If you hang out in the AI/LLM sphere for a while, you’ll inevitably stumble on the token gap. AI providers like Anthropic, Google, OpenAI, et al., are selling you tokens at a significant loss. This is, of course, nothing new. Amazon was famously accused of new math when they perpetually lost hundreds of millions of dollars a year before they didn’t. Uber was significantly cheaper than a taxi until they weren’t. There’s a general sense that the same pattern will play out with AI, and costs will skyrocket when one of the competitors “wins”. So there’s a big push for local models amongst power users. If you have the time, money, and an electrician, you can get close to Sonnet 4.5 quality with a home rig.
I think history will repeat, but a different branch of history than some are predicting. Let’s start with Google and Gemini. After getting caught flat-footed, Google has quickly closed the gap with their Gemini 3 models. We can debate where they fall comparatively to frontier models from OpenAI and Anthropic, but they weren’t even part of the conversation last year. So much so that Apple has selected Google’s AI as the basis of Apple’s Foundation Models. Google and Apple can subsidize the token deficit effectively indefinitely by amortizing the costs across their customer base. Take Apple One, Apple’s “everything” subscription. I pay $40 a month for it. I don’t use $40 a month worth of the service, but it would cost me more than $40 a month for the services I do regularly use, and I get the benefit of easily dipping in and out of the other offerings. It’s like insurance; the user base all pays in, and heavy users subsidize lighter users.

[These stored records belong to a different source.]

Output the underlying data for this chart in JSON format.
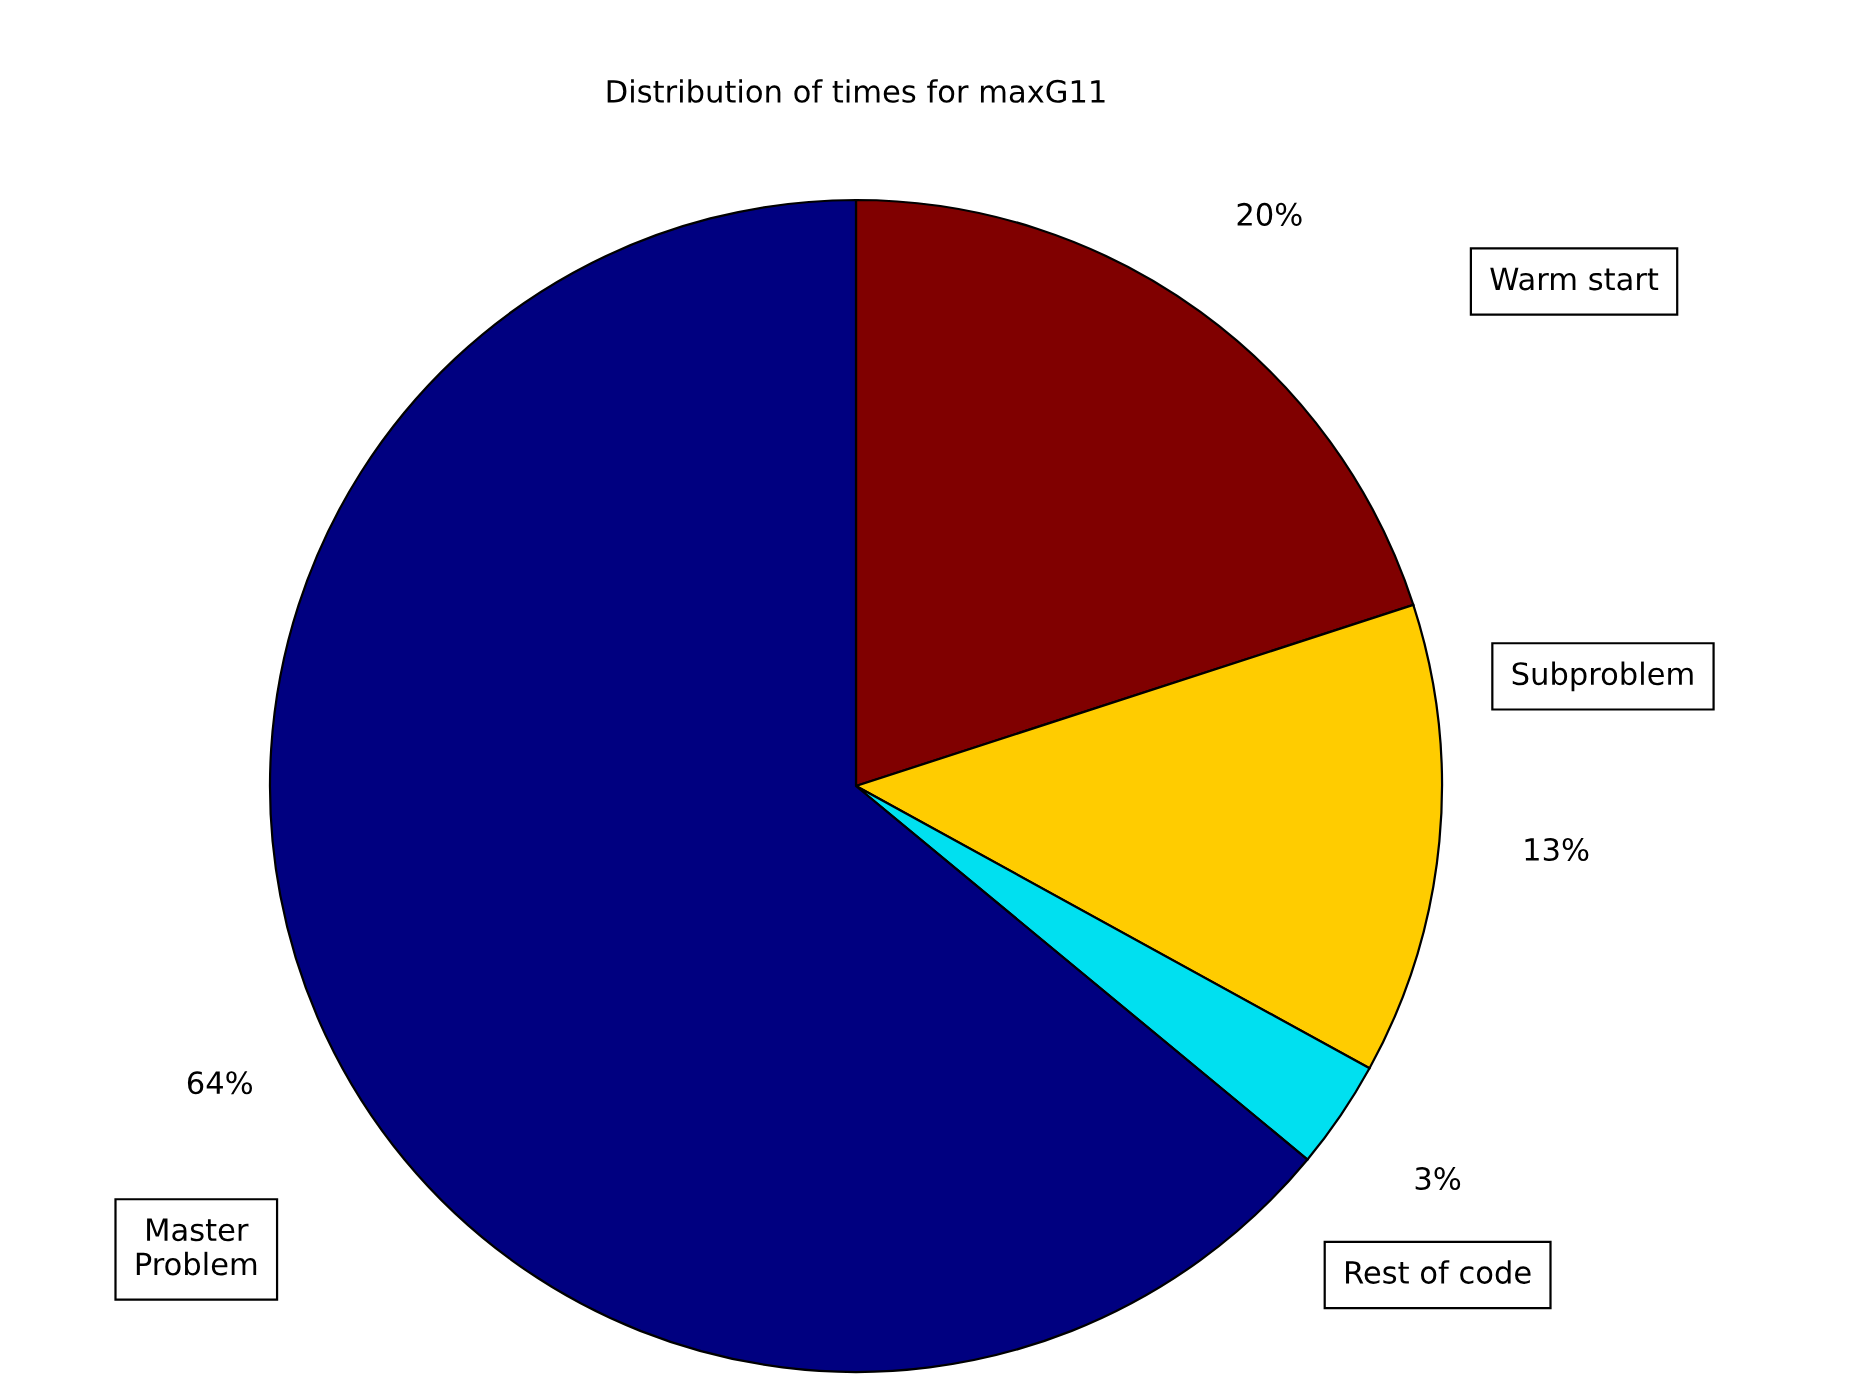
{
  "chart_data": {
    "type": "pie",
    "title": "Distribution of times for maxG11",
    "categories": [
      "Warm start",
      "Subproblem",
      "Rest of code",
      "Master\nProblem"
    ],
    "values": [
      20,
      13,
      3,
      64
    ],
    "colors": [
      "#800000",
      "#ffcc00",
      "#00e0f0",
      "#000080"
    ],
    "value_labels": [
      "20%",
      "13%",
      "3%",
      "64%"
    ]
  }
}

OpenAI and Anthropic can’t indefinitely lose money every quarter, and unlike the examples of Amazon and Uber, the landscape is different this time around. Amazon didn’t have a Google to compete against. Google, Apple, and Microsoft can also amortize the cost across additional revenue streams. They don’t have to win; they just have to wait.
So to me, the future looks a lot like the present. Certain technically inclined folks will take the time and effort to set up local LLM machines, just like they have with Linux. They will have far more flexibility, far fewer constraints and it will be cheaper. Most people, including most other technically inclined people will be subscribed to Google, Apple and Microsoft with the slim possibility of a fourth competitor emerging.